Taking responsibility for your own safety means sacrificing something. You are always balancing a budget that includes time, money and other resources, and safety. If you are willing to accept any and all risks, your can save a lot of time and money, for now. The more time and money you put in, the safer you can be. If you don’t invest anything into your safety, then you don’t really have any. In that case, what you do experience of safety is because of the time and money invested by others into making society safer — which means that the terms, costs, and coverage are also determined by others. That’s why I say you don’t have any safety. It doesn’t belong to you. Really, you are merely affected by someone else’s safety — second hand. And that’s fantastic, truly. Our society is really an incredibly safe place to live, even after several years of irregular and regionally varied decreases in public safety, we’re still incredibly safe here in the States by global and historical standards. Not as safe as some places, but really pretty well looked after.

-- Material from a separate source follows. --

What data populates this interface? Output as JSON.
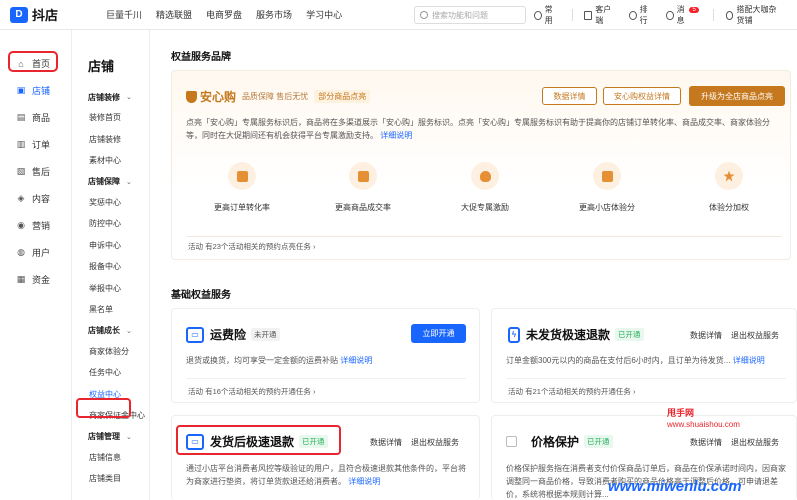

The question is: what do you want to create for yourself, your family, and the people around you? Do you want to accept the baseline affordances for your level of safety? You can take the tap water approach to personal safety and accept whatever the government and utilities firms provide. Similarly, you can accept the zebra approach to self-defense and blend in with the herd. Or, you can decide that what you and yours contribute to the world is worth a little more than that?
Invest accordingly.
Everything you say ‘yes’ to means that you are saying ‘no’ to something else.